Stablecoin
A cryptocurrency designed to maintain a stable value by pegging its price to an external asset like the US dollar, combining the stability of fiat currency with the utility of crypto.
A stablecoin is a type of cryptocurrency whose value is pegged to a reference asset — most commonly the US dollar — to minimize price volatility. Stablecoins serve as the backbone of the crypto economy, providing a stable medium of exchange and store of value that enables trading, lending, and payments without exposure to crypto's characteristic price swings.
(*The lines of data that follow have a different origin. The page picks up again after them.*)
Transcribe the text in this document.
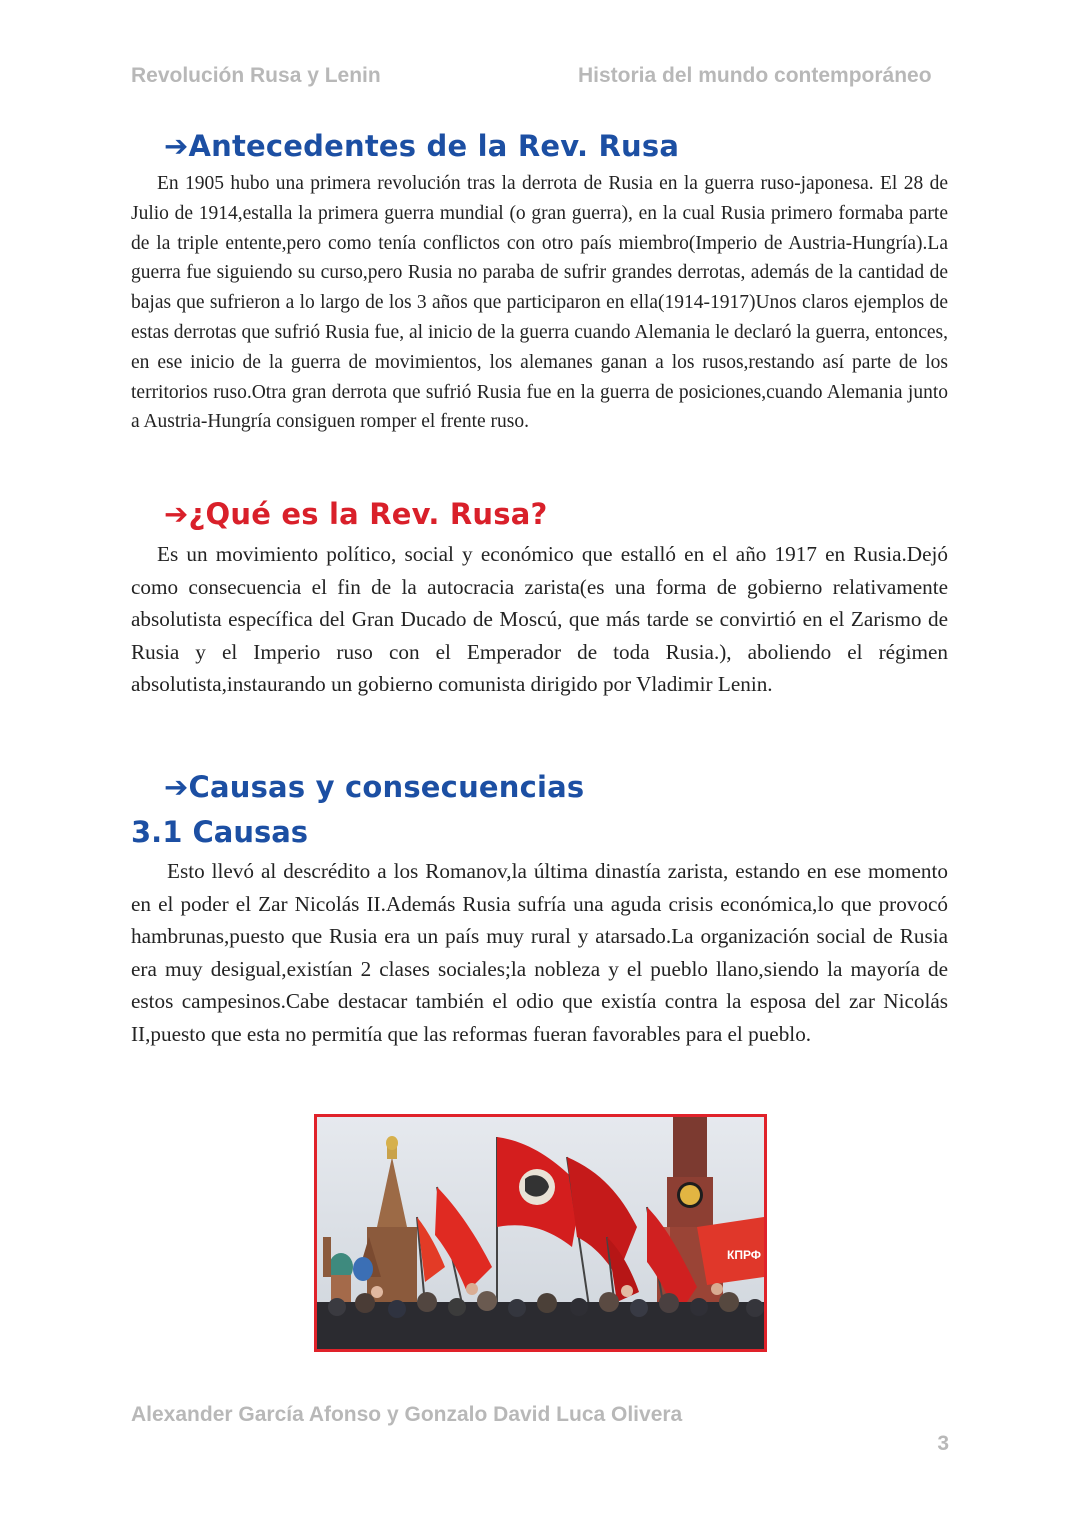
Revolución Rusa y Lenin	Historia del mundo contemporáneo
➔Antecedentes de la Rev. Rusa

En 1905 hubo una primera revolución tras la derrota de Rusia en la guerra ruso-japonesa. El 28 de Julio de 1914,estalla la primera guerra mundial (o gran guerra), en la cual Rusia primero formaba parte de la triple entente,pero como tenía conflictos con otro país miembro(Imperio de Austria-Hungría).La guerra fue siguiendo su curso,pero Rusia no paraba de sufrir grandes derrotas, además de la cantidad de bajas que sufrieron a lo largo de los 3 años que participaron en ella(1914-1917)Unos claros ejemplos de estas derrotas que sufrió Rusia fue, al inicio de la guerra cuando Alemania le declaró la guerra, entonces, en ese inicio de la guerra de movimientos, los alemanes ganan a los rusos,restando así parte de los territorios ruso.Otra gran derrota que sufrió Rusia fue en la guerra de posiciones,cuando Alemania junto a Austria-Hungría consiguen romper el frente ruso.

➔¿Qué es la Rev. Rusa?

Es un movimiento político, social y económico que estalló en el año 1917 en Rusia.Dejó como consecuencia el fin de la autocracia zarista(es una forma de gobierno relativamente absolutista específica del Gran Ducado de Moscú, que más tarde se convirtió en el Zarismo de Rusia y el Imperio ruso con el Emperador de toda Rusia.), aboliendo el régimen absolutista,instaurando un gobierno comunista dirigido por Vladimir Lenin.

➔Causas y consecuencias
3.1 Causas

Esto llevó al descrédito a los Romanov,la última dinastía zarista, estando en ese momento en el poder el Zar Nicolás II.Además Rusia sufría una aguda crisis económica,lo que provocó hambrunas,puesto que Rusia era un país muy rural y atarsado.La organización social de Rusia era muy desigual,existían 2 clases sociales;la nobleza y el pueblo llano,siendo la mayoría de estos campesinos.Cabe destacar también el odio que existía contra la esposa del zar Nicolás II,puesto que esta no permitía que las reformas fueran favorables para el pueblo.

КПРФ
Alexander García Afonso y Gonzalo David Luca Olivera
3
There are four main types: (1) Fiat-collateralized stablecoins (USDT, USDC) backed 1:1 by reserves of fiat currency or equivalent assets held by a centralized issuer, (2) Crypto-collateralized stablecoins (DAI) backed by overcollateralized crypto assets managed by smart contracts, (3) Algorithmic stablecoins that maintain their peg through algorithmic supply adjustments, and (4) Commodity-collateralized stablecoins backed by gold or other commodities. As of 2026, the total stablecoin market cap exceeds $250 billion, with USDT ($140B+) and USDC ($70B+) dominating. Stablecoins are the primary settlement layer for crypto trading, the preferred medium for cross-border payments, and increasingly used for real-world commerce. They are also the subject of intense regulatory focus globally, with the EU's MiCA framework and proposed US legislation establishing comprehensive stablecoin regulation.